Le présumé cerveau des attentats de Bali ne sera libéré de sa prison si il ne renonce pas au radicalisme, a déclaré le président indonésien, faisant ainsi marche arrière par rapport aux plans visant à le libérer de façon imminente et sans conditions.
Joko Widodo a déclaré que le religieux radical Abu Bakar Bashir devait accepter de s'engager à prêter loyauté à l'État pour obtenir sa libération conditionnelle.
Il s’ensuit une annonce surprise vendredi dernier selon laquelle le jeune homme âgé de 80 ans a obtenu une libération anticipée pour des raisons humanitaires, le prédicateur était "âgé et malade".
Le plan a immédiatement suscité de vives critiques chez lui et à l'étranger, le dirigeant de l'Australie ayant averti que Bashir était toujours une menace.
Les attentats de 2002 à Bali ont tué 202 personnes, dont 88 Australiens et 28 Britanniques.
Le Premier ministre australien, Scott Morrison, a exhorté le gouvernement indonésien à faire preuve de respect envers les victimes.
"Nous ne voulons pas que ce personnage puisse sortir et inciter à l'assassinat d'Australiens et d'Indonésiens, prêchant une doctrine de la haine", a déclaré M. Morrison.
Suite à une opposition croissante, l'Indonésie a annoncé un réexamen de la décision avec son président, indiquant que les prisonniers qui souhaitaient une libération anticipée devaient remplir certains critères, tels que le renoncement à l'idéologie extrémiste.
Bashir insiste sur le fait qu'il n'est responsable que devant Dieu et que l'Indonésie devrait être régie par le droit islamique plutôt que par le droit civil.
"Abu Bakar Bashir est déjà vieux et son état de santé se détériore également", a déclaré M. Widodo à la presse.

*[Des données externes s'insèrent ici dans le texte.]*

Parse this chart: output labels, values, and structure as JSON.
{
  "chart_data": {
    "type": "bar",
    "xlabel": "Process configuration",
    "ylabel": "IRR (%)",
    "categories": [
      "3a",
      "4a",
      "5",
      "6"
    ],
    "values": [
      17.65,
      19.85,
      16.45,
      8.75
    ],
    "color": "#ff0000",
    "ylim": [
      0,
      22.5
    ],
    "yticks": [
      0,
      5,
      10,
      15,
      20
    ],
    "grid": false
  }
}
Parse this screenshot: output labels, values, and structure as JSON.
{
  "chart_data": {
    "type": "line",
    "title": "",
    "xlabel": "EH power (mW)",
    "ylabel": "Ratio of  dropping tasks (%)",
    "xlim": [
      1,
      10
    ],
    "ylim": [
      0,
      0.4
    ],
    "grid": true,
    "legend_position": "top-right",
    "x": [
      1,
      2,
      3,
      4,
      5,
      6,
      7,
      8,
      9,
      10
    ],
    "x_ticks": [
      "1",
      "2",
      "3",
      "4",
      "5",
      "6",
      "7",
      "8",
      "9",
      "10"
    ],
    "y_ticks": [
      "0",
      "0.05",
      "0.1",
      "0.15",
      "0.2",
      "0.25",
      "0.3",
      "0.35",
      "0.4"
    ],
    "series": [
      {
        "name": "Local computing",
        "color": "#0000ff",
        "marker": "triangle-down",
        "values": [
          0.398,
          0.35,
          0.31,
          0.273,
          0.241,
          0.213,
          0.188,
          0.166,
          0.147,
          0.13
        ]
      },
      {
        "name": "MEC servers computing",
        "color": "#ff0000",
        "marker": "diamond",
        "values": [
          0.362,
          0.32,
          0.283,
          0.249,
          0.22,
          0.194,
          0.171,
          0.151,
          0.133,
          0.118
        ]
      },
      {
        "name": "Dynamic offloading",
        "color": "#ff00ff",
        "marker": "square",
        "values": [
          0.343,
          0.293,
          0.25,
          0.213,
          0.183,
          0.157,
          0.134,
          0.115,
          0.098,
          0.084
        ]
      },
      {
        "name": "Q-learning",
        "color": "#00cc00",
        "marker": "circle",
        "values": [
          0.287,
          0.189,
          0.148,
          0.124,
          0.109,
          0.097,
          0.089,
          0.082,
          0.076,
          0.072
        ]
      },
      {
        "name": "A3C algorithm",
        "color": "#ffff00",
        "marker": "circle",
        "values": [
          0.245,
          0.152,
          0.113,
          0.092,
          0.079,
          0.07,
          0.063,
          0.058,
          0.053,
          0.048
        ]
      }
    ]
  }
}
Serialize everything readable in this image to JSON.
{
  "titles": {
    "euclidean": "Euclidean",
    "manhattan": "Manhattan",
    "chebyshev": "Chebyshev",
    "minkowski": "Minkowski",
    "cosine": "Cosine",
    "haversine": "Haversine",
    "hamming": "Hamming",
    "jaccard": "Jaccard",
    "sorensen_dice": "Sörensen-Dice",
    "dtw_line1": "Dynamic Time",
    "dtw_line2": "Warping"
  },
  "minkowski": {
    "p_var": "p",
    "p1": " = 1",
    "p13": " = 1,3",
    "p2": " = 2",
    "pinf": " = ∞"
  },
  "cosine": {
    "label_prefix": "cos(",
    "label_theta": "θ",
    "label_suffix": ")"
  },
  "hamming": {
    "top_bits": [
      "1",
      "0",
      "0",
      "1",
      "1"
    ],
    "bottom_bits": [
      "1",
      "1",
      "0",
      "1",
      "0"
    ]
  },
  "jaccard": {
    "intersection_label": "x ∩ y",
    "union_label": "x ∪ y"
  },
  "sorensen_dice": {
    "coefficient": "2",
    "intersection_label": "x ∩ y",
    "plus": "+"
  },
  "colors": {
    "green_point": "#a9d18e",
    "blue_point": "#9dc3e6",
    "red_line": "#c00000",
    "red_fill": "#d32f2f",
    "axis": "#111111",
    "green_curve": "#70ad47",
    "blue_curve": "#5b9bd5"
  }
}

"Vous pouvez imaginer si nous, enfants, voyons nos parents malades. Cependant, nous avons également un système juridique ici.
"Il faut passer par des mécanismes légaux. Il s'agit d'une libération conditionnelle, non d'une libération pure mais d'une libération conditionnelle, il faut donc que les conditions soient préalablement remplies."
La décision initiale d'autoriser la libération anticipée de Bashir avait été annoncée lors de la campagne pour l'élection présidentielle, au cours de laquelle les opposants à M. Widodo avaient tenté de le discréditer, estimant qu'il était insuffisamment islamique.
Abu Bakar Bashir a été condamné à 15 ans de prison en 2011 pour avoir aidé à financer un groupe de formation de groupes paramilitaires dans la province islamique conservatrice d'Aceh.
Il a à plusieurs reprises nié sa participation aux attentats terroristes de Bali et une condamnation antérieure a été annulée en appel.
Achmad Michdan, l'avocat de Bashir, a mis en doute l'apparent changement officiel de cœur.
"Nous n'avons aucun problème avec (l'examen), mais les gens pourraient se demander pourquoi ils l'annonceraient en premier lieu", a déclaré M. Michdan à l'AFP.